Friday, 18 December 2015
Poster Hall (Moscone South)
Yaxing Wei, Oak Ridge National Laboratory, Oak Ridge, TN, United States
Abstract:
Environmental science has entered into a big data era as enormous data about the Earth environment are continuously collected through field and airborne missions, remote sensing observations, model simulations, sensor networks, etc. An open-access and open-management data infrastructure for data-intensive science is a major grand challenge in global environmental research (BERAC, 2010). Such an infrastructure, as exemplified in EOSDIS, GEOSS, and NSF EarthCube, will provide a complete lifecycle of environmental data and ensures that data will smoothly flow among different phases of collection, preservation, integration, and analysis. Data archival centers, as the data integration units closest to data providers, serve as the source power to compile and integrate heterogeneous environmental data into this global infrastructure.
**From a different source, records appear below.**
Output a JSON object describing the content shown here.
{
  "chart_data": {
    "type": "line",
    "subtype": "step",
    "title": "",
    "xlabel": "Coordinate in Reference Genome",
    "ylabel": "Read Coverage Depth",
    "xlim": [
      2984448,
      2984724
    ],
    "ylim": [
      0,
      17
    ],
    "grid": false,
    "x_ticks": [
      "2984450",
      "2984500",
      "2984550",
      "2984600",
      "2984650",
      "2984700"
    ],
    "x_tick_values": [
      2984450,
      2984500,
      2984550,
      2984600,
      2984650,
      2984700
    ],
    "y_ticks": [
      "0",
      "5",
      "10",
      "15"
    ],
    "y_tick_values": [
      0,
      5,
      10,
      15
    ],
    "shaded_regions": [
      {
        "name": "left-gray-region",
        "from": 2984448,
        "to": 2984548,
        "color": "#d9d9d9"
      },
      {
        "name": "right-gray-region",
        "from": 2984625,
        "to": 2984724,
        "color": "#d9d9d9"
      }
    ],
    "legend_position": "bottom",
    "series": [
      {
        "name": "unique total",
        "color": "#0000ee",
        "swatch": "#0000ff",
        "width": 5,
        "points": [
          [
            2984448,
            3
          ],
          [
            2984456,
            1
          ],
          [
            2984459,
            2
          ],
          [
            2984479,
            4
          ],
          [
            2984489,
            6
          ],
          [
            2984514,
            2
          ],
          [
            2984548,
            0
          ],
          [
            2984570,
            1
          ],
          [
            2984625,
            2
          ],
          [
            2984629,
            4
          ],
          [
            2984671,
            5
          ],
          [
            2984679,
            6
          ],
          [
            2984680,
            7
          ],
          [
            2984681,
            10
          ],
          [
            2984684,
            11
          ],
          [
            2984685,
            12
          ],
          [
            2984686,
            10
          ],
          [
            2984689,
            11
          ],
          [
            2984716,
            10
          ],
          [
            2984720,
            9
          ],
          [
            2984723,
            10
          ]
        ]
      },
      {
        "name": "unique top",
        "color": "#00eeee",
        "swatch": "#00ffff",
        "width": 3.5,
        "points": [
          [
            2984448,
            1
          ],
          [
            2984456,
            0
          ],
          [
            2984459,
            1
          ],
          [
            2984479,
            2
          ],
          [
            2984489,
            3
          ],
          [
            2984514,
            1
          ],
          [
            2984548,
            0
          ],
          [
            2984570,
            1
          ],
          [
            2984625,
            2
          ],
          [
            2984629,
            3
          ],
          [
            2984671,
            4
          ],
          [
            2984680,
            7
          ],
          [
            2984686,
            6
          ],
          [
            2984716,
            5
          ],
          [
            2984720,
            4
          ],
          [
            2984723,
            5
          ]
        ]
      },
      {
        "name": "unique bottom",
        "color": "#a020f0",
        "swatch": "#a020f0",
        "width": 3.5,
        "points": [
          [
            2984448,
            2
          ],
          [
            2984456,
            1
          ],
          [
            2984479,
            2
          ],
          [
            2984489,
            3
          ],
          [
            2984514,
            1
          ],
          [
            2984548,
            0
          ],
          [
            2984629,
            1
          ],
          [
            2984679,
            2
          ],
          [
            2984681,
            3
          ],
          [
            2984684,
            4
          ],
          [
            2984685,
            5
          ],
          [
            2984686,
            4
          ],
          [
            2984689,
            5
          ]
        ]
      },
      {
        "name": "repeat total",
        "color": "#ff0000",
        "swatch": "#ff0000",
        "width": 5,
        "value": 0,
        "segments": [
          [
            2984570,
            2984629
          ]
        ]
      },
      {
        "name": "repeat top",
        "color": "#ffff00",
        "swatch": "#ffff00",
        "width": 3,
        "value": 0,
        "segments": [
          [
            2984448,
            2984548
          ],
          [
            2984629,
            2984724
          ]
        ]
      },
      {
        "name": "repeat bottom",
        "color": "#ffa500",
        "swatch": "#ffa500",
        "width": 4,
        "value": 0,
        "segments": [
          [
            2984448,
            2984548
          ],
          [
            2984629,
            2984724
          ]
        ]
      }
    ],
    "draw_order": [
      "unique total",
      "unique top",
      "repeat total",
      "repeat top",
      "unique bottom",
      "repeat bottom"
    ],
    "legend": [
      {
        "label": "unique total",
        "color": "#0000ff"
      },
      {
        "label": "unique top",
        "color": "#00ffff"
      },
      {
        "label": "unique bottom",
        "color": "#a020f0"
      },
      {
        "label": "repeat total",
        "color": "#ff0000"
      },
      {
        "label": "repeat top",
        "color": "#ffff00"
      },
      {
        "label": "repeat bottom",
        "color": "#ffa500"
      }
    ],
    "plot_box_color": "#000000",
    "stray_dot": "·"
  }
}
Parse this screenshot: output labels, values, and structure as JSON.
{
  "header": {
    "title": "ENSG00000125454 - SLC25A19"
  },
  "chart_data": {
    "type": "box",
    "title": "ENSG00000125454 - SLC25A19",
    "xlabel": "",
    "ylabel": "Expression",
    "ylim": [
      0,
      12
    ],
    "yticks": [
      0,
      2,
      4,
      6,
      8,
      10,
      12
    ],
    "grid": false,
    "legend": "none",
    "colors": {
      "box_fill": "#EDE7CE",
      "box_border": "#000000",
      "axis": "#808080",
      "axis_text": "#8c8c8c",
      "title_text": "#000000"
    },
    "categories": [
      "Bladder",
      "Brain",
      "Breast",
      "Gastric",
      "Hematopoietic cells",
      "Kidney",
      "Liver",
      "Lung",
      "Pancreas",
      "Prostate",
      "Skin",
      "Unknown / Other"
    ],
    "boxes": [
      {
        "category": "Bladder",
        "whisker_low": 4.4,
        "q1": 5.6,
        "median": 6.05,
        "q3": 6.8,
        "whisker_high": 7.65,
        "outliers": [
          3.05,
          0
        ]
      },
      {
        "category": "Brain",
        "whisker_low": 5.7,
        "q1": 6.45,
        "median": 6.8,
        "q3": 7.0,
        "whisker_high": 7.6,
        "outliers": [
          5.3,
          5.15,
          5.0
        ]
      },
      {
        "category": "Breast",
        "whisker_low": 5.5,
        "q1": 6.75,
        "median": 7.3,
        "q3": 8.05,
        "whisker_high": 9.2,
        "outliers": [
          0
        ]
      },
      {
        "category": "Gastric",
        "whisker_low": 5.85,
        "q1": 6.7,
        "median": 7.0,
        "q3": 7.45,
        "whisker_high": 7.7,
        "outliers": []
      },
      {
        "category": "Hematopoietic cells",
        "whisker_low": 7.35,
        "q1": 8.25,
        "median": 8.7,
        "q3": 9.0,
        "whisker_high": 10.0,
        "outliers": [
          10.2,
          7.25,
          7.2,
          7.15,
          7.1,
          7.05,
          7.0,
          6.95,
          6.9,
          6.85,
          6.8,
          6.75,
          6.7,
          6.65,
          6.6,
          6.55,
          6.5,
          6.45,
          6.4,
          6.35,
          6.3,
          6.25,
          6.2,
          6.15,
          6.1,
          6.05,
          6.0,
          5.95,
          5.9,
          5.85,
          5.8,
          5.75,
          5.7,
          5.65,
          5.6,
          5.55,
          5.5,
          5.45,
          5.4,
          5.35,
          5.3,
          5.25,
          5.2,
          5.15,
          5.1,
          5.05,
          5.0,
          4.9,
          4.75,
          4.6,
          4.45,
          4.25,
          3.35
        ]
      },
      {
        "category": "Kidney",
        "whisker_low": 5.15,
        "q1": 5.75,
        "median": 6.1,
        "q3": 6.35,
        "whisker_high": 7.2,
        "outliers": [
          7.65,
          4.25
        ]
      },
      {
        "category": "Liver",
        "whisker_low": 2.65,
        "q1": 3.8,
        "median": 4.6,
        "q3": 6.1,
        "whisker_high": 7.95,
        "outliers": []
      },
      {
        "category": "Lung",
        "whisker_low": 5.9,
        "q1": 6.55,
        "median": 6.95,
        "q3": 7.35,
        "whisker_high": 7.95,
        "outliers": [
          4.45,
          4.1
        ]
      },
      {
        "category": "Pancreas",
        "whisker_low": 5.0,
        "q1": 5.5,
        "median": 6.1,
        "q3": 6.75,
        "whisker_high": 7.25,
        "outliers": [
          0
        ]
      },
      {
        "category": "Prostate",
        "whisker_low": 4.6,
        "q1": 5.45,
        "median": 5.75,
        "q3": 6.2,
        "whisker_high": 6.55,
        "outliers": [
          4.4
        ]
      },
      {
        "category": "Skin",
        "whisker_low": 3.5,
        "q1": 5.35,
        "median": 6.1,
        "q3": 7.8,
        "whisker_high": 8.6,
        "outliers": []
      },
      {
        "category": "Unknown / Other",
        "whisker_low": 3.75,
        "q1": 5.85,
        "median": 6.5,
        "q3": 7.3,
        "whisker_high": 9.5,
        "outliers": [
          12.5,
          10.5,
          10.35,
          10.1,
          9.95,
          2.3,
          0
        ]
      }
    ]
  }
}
This presentation discusses the interoperability challenges and practices of geosciences from the aspect of data archival centers, based on the operational experiences of the NASA-sponsored Oak Ridge National Laboratory Distributed Active Archive Center (ORNL DAAC) and related environmental data management activities. Specifically, we will discuss the challenges to 1) encourage and help scientists to more actively share data with the broader scientific community, so that valuable environmental data, especially those dark data collected by individual scientists in small independent projects, can be shared and integrated into the infrastructure to tackle big science questions; 2) curate heterogeneous multi-disciplinary data, focusing on the key aspects of identification, format, metadata, data quality, and semantics to make them ready to be plugged into a global data infrastructure. We will highlight data curation practices at the ORNL DAAC for global campaigns such as BOREAS, LBA, SAFARI 2000; and 3) enhance the capabilities to more effectively and efficiently expose and deliver “big” environmental data to broad range of users and systems. Experiences and challenges with integrating large data sets via the ORNL DAAC’s data discovery and delivery Web services will be discussed.